На зов его бросилось несколько всадников, которые вдруг остановились у одного из деревьев в безмолвном негодовании и в смущении. Пред ними качался на суку обнаженный труп четырнадцатилетней девочки, удавленной узлом из собственных кос и повешенной за волосы. На груди ее пригвождена была бумажка с надписью: По подозрению в шпионстве.
— Глянь-ко, братцы, девонька-то… а? Ну, какого зла могла она сделать! — покачивая головами, тихо говорили промеж себя гусары. Иные молча крестились и отъезжали прочь, другие же озлобленно ворчали угрозу не давать убийцам пощады при встрече. Просили было у майора позволения снять и закопать повешенную, "хоть с молитвой, заместо христианского погребения", но мешкать было некогда: майор торопился накрыть банду врасплох и как можно скорее. Кто-то из солдат сорвал широкий лист лопуха, положил его на землю, в то место, над которым висела девочка, и кинул на лопух копейку. Несколько гусар молча последовали примеру товарища, и на лопухе в минуту образовалась кучка медных денег.

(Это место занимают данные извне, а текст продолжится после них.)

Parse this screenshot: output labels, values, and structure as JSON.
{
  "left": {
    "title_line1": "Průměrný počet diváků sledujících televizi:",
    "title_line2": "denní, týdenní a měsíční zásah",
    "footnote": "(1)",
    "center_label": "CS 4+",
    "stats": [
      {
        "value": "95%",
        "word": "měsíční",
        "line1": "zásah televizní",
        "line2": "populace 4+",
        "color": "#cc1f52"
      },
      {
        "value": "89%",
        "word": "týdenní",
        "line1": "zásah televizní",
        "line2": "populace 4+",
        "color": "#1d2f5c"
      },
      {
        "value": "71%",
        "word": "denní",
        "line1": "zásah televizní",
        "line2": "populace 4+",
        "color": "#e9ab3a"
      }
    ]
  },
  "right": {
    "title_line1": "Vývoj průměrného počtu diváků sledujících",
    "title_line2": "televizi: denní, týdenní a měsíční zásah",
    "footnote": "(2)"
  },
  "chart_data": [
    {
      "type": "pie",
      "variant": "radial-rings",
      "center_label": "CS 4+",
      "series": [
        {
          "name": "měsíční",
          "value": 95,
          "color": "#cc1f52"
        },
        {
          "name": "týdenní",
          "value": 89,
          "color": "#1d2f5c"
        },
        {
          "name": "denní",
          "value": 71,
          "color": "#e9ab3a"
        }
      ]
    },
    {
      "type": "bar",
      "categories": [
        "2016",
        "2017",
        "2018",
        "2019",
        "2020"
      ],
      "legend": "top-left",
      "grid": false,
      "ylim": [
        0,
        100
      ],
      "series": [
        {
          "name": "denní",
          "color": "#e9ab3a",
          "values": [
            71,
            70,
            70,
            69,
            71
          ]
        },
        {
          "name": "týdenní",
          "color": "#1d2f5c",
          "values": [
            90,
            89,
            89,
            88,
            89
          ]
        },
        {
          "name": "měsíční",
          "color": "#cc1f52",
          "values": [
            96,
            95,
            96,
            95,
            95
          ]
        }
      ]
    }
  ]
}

— Для чего вы это, ребята? — спросил один из офицеров.
— А пущай, ваше благородие, на похороны ей будет, — ответил кто-то из жертвователей.
— Да ведь это напрасно: придет какой-нибудь бродяга-повстанец и преспокойно заберет себе ваши гроши.
— Ну, и пущай его, ваше благородие, коли греха не боится!.. Это все единственно! А только все ж ей от нас. значит, пущай на поминки душе ее будет…
Офицеры, по примеру солдат, тоже бросили в кучку сколько-то мелочи и тронулись далее.
Но не прошел эскадрон и нескольких десятков саженей, как невдалеке от дороги послышался слабый, страдальческий стон. Особый патруль бросился в ту сторону, и через минуту из чащи выскочил на дорогу ефрейтор с донесением:
— Ваше высокоблагородие!.. Раненый казачок лежит неподалечку-с… шагов с двадцать в сторону будет.
Ветохин с Хвалынцевым бросились по указанию ефрейтора, и оба невольно вскрикнули от ужаса.
В нескольких шагах от раненого валялись двое убитых, а третий тут же висел на одном из деревьев, и в этом третьем они вдруг узнали старика Лубянского. На развороченную грудь его страшно было взглянуть.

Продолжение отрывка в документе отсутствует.